Gauteng DestinationsJohannesburg Central, Johannesburg
Jo’burg’s inner city has had its share of stigma. The 1990s, after the Group Areas Act was scrapped, brought thousands of people who had been forbidden to live here, into the city centre, many of them immigrants from war torn African nations and others from surrounding black townships. Crime levels rose, the state of many buildings in Johannesburg’s centre deteriorated and business fled to the northern suburbs and Sandton. Johannesburg’s centre became a problem.
But government has been quick to revive the city centre. Drastic measures to reduce crime and a whole urban development effort, including a tax incentive scheme aimed at encouraging inner city renewal, are reviving the inner city. The beautiful arc that is the Nelson Mandela bridge, which leads across to the Market Theatre, touted as the city’s cultural focus, was just the beginning.
The draft inner city charter is incredibly ambitious and in its scope it commits to some 77 deadlines that will turn Jo’burg central into a safe, flourishing and liveable city. Included in these plans are 5000 short-term accommodation units and 50 000 affordable flats. Plans for more visible policing as well as the refurbishing of streets and the planting of trees to make the streets of Johannesburg walkable are also planned.
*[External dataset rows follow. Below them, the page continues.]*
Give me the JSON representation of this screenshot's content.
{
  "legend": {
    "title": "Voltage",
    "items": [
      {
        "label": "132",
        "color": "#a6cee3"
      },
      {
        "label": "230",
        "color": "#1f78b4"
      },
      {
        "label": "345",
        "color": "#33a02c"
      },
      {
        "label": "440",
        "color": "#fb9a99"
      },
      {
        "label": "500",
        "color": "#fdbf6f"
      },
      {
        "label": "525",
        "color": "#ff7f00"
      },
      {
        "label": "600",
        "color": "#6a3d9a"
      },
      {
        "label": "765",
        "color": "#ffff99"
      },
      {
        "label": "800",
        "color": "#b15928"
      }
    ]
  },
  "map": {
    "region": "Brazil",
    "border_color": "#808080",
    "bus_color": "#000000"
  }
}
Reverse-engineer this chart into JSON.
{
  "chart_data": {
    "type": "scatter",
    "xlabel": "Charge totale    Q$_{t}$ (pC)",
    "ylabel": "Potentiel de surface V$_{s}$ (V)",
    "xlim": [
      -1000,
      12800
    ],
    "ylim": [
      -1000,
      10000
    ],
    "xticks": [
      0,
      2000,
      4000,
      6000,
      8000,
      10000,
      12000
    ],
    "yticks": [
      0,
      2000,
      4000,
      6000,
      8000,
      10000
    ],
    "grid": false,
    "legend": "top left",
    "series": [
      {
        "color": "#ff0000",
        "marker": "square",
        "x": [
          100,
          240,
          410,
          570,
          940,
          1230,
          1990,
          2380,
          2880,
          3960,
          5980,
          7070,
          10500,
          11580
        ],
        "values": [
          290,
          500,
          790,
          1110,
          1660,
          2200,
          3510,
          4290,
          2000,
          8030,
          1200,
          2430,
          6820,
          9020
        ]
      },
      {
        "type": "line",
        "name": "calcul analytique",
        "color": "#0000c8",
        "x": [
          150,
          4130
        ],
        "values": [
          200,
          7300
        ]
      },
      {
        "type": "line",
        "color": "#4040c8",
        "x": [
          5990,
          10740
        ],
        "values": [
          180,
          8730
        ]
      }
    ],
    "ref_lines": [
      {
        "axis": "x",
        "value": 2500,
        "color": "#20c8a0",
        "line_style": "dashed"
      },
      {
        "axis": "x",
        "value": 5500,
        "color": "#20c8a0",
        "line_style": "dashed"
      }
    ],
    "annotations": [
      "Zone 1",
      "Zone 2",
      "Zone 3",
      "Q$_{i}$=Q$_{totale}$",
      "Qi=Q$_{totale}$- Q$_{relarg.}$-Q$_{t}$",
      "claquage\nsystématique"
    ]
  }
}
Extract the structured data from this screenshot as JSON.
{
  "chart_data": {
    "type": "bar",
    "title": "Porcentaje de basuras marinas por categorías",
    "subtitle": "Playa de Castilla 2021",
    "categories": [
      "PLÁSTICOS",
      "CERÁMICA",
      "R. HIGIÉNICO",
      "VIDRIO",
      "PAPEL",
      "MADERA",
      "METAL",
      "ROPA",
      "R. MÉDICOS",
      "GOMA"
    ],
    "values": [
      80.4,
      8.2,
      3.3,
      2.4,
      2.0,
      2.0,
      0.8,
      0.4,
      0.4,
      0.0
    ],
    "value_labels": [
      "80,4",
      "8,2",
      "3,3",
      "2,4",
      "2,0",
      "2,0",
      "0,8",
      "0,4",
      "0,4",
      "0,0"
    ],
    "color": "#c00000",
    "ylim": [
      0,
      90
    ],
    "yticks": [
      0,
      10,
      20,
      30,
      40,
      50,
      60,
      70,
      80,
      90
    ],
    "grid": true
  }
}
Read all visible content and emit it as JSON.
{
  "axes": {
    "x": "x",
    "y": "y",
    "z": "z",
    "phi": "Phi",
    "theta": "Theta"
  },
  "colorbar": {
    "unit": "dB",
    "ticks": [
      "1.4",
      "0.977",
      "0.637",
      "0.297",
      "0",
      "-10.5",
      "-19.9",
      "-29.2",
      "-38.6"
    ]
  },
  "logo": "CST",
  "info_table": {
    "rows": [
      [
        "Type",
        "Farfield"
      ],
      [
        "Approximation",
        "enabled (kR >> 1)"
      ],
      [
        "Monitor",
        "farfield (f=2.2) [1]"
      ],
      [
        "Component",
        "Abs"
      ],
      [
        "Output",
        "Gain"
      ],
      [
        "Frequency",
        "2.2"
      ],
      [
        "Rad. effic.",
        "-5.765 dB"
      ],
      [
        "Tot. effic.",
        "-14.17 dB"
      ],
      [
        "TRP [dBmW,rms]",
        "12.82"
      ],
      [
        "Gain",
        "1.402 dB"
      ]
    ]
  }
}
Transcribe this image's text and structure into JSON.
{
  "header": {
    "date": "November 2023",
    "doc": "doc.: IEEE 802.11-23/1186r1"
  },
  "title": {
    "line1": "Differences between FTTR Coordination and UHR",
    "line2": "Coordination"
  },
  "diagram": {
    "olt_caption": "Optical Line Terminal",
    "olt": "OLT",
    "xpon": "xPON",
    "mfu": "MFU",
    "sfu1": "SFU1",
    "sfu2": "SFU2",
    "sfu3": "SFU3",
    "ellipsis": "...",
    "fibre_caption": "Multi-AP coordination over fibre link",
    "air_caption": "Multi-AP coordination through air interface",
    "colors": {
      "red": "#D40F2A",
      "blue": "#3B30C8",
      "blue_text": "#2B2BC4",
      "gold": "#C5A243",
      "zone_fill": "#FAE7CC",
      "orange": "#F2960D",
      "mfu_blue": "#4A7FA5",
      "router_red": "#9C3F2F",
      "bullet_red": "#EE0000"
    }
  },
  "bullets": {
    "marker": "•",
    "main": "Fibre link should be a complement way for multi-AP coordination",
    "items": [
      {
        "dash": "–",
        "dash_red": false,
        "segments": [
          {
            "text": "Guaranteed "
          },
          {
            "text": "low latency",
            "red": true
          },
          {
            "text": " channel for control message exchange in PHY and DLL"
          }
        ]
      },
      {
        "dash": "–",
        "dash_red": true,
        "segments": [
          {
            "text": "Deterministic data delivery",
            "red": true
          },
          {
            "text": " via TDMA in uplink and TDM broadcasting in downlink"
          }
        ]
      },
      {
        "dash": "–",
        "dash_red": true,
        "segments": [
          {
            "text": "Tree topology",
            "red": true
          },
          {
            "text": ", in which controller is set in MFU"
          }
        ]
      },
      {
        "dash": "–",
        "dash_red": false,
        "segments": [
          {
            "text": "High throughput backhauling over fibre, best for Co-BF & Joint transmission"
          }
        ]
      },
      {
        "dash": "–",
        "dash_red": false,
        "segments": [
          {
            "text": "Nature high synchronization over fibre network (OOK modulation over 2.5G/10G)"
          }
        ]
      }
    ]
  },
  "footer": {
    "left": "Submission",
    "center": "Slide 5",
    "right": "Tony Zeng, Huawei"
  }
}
Johannesburg’s inner city is dynamic and things change by the minute. Whilst it may have been ‘off limits’ for the past decade, Newtown’s regeneration and private redevelopment of historical office buildings in the city’s financial district have combined to make elements of the city attractive. And there are other attractions like the planetarium and the Johannesburg Fort, a tour of the old prison fort where famous activists were held prisoner.